I feel somewhat responsible for answering this one since I asked and answered Scala: How to combine parser combinators from different objects.
The quick answer would be, you can't combine different types of Elem
. A different and elegant way to solve this problem uses ^?
to augment a regex parser with extra filtering.
It might be helpful to read up on Combinator Parsing in Programming in Scala:
Parser Input
Sometimes, a parser reads a stream of tokens instead of a raw sequence of characters. A separate lexical analyzer is then used to convert a stream of raw characters into a stream of tokens. The type of parser inputs is defined as follows:
type Input = Reader[Elem]
The class Reader comes from the package scala.util.parsing.input
. It is similar to a Stream, but also keeps track of the positions of all the elements it reads. The type Elem
represents individual input elements. It is an abstract type member of the Parsers
trait:
type Elem
This means that subclasses and subtraits of Parsers need to instantiate class Elem
to the type of input elements that are being parsed. For instance, RegexParsers
and JavaTokenParsers
fix Elem
to be equal to Char
.
So Elem
is used by the lexical analyzer, which is responsible for chopping up your input stream into the smallest possible tokens that the parser wants to deal with. Since you want to deal with regular expression, your Elem
is Char
.
But don't worry. Just because your lexer gives you Char
s that doesn't mean your parser is stuck with them too. What RegexParsers
gives you is an implicit converter from a regex to Parser[String]
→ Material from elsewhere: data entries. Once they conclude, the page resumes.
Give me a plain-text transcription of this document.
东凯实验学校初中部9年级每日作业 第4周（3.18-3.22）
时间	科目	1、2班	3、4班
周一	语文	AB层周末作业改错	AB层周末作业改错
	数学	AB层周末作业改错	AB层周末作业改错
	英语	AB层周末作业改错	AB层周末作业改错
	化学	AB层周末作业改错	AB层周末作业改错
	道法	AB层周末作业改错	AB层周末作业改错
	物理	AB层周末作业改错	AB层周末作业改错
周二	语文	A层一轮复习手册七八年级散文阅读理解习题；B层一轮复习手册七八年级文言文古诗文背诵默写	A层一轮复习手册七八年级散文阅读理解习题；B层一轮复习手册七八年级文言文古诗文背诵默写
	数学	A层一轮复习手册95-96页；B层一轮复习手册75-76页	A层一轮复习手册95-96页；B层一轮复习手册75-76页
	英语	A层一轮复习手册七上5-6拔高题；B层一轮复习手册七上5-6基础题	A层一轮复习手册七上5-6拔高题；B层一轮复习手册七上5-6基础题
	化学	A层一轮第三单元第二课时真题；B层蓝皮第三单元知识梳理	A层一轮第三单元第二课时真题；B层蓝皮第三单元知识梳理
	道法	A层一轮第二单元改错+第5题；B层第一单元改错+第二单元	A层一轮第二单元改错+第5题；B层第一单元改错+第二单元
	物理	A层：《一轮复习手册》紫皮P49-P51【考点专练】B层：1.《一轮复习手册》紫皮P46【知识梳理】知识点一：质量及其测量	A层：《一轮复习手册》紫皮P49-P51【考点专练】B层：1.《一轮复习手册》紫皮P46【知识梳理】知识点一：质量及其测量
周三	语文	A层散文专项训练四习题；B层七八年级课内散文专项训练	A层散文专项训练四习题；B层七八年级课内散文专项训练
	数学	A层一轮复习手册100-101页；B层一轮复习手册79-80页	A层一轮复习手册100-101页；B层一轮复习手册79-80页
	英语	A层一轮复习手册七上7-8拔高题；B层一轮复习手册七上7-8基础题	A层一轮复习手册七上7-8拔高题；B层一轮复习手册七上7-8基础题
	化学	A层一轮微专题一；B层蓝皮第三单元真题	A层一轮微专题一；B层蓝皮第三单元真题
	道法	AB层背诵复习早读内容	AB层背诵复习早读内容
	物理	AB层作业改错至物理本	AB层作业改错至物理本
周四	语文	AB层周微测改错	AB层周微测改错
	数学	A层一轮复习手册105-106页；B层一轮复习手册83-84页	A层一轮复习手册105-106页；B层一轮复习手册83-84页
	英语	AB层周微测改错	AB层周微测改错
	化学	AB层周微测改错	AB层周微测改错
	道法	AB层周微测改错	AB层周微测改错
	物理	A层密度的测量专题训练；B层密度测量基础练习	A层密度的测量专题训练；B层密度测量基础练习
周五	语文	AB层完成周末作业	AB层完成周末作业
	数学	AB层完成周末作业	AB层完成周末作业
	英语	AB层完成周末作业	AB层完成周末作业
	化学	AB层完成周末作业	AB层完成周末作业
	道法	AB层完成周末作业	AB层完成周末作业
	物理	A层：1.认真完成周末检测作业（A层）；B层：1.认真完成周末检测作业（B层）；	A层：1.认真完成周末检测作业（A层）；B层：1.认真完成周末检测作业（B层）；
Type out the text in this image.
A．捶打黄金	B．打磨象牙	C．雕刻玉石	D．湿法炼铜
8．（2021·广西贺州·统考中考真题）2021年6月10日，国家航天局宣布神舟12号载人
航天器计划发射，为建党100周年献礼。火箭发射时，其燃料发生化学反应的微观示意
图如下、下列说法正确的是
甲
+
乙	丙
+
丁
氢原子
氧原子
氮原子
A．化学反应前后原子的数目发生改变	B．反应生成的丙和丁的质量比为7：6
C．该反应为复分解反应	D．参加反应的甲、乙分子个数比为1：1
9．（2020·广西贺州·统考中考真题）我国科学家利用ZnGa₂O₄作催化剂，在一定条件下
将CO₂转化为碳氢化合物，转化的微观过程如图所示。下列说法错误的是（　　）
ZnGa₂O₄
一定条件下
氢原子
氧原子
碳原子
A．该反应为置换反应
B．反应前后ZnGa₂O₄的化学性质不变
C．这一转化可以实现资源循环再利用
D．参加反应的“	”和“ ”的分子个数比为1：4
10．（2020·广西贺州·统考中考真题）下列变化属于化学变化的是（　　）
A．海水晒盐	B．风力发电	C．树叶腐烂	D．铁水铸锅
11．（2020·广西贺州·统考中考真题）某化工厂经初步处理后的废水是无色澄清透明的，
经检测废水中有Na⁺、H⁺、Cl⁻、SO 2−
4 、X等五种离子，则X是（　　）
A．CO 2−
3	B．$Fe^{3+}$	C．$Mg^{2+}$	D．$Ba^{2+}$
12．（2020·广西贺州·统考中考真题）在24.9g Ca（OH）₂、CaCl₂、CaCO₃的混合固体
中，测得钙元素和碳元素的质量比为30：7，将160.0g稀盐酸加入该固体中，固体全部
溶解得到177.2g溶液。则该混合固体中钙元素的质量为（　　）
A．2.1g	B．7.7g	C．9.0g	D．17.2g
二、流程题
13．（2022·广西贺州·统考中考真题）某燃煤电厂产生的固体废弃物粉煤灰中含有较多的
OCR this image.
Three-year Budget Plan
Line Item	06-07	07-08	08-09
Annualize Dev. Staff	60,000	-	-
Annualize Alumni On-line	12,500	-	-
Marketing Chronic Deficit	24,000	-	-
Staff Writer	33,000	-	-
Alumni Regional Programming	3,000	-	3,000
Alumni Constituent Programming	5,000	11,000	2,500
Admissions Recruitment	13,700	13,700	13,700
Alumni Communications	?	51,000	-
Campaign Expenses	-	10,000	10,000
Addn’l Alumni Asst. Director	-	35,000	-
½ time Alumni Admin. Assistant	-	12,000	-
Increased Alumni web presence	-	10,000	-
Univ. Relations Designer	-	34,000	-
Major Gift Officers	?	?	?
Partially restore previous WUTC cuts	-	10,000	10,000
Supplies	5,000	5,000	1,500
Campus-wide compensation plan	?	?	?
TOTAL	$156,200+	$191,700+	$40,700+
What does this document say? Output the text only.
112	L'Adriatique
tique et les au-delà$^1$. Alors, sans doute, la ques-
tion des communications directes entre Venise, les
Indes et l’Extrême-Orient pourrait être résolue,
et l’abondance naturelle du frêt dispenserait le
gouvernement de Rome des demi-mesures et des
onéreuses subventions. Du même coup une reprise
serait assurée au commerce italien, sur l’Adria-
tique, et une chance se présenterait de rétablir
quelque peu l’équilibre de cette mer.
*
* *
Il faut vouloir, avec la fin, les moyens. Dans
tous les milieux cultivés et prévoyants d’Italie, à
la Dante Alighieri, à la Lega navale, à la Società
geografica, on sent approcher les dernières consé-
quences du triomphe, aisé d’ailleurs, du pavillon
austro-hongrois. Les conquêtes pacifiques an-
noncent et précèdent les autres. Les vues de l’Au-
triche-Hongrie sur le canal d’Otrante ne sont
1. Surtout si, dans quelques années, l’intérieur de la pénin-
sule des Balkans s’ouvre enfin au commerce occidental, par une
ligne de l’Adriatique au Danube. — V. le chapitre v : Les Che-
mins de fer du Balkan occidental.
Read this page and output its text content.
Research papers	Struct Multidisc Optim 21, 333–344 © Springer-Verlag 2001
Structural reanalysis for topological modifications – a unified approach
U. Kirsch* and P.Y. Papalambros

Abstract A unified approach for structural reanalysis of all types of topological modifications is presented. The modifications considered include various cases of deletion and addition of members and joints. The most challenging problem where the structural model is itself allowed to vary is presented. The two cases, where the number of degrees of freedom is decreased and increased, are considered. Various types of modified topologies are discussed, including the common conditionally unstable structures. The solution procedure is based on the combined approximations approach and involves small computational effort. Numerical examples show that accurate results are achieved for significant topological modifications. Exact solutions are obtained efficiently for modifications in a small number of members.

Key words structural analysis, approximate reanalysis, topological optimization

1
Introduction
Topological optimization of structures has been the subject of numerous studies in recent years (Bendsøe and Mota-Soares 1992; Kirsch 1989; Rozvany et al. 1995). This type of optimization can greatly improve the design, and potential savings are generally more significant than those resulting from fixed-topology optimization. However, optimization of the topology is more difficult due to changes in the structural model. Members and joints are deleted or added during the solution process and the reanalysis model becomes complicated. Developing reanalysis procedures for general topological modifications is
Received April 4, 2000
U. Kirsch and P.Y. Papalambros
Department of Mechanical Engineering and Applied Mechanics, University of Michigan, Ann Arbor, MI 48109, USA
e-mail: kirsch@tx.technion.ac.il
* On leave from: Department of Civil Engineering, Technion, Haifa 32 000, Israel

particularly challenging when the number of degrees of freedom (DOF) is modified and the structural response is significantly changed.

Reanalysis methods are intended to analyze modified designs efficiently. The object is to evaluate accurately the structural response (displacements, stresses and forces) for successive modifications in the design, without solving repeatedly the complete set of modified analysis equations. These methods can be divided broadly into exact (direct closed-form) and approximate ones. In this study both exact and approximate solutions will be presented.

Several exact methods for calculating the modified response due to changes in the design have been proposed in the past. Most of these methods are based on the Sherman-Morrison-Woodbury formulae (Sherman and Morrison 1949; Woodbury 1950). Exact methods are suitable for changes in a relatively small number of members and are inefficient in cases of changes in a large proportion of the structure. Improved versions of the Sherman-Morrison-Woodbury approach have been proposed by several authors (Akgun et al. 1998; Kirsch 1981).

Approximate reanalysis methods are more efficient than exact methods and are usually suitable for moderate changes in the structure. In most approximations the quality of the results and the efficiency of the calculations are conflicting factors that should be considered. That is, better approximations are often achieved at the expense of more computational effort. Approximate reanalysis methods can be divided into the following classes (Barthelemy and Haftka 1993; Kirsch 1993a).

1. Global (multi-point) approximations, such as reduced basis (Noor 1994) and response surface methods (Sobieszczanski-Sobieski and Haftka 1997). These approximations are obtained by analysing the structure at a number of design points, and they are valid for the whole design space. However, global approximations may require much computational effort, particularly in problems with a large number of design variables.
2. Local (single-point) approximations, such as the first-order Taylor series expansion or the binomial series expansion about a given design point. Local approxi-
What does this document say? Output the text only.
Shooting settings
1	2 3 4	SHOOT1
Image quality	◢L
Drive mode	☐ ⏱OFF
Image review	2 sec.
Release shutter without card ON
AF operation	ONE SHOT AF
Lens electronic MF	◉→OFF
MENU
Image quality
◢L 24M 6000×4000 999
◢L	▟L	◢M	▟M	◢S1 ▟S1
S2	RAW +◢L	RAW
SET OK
. You can further convert them using ^^
operator (fully maps input) and ^?
operator (partially maps input).
Let's incorporate them into your parsers:
import scala.util.parsing.combinator._
scala> val dictionary = Map("Foo" -> "x")
dictionary: scala.collection.immutable.Map[String,String] = Map(Foo -> x)
scala> trait NumbersParsers extends RegexParsers {
| def number: Parser[Int] = """\d+""".r ^^ { _.toInt }
| }
defined trait NumbersParsers
scala> trait LookupParsers extends RegexParsers {
| def token: Parser[String] = """\w+""".r
| def word =
| token ^? ({
| case x if dictionary.contains(x) => x
| }, {
| case s => s + " is not found in the dictionary!"
| })
| }
defined trait LookupParsers
scala> object MyParser extends NumbersParsers with LookupParsers {
| def quantitive = number ~ word
|
| def main(args: Array[String]) {
| println(parseAll(quantitive, args(0) ))
| }
| }
defined module MyParser
scala> MyParser.main(Array("1 Foo"))
[1.6] parsed: (1~Foo)
scala> MyParser.main(Array("Foo"))
[1.1] failure: string matching regex `\d+' expected but `F' found
Foo
^
scala> MyParser.main(Array("2 Bar"))
[1.6] failure: Bar is not found in the dictionary!
2 Bar
^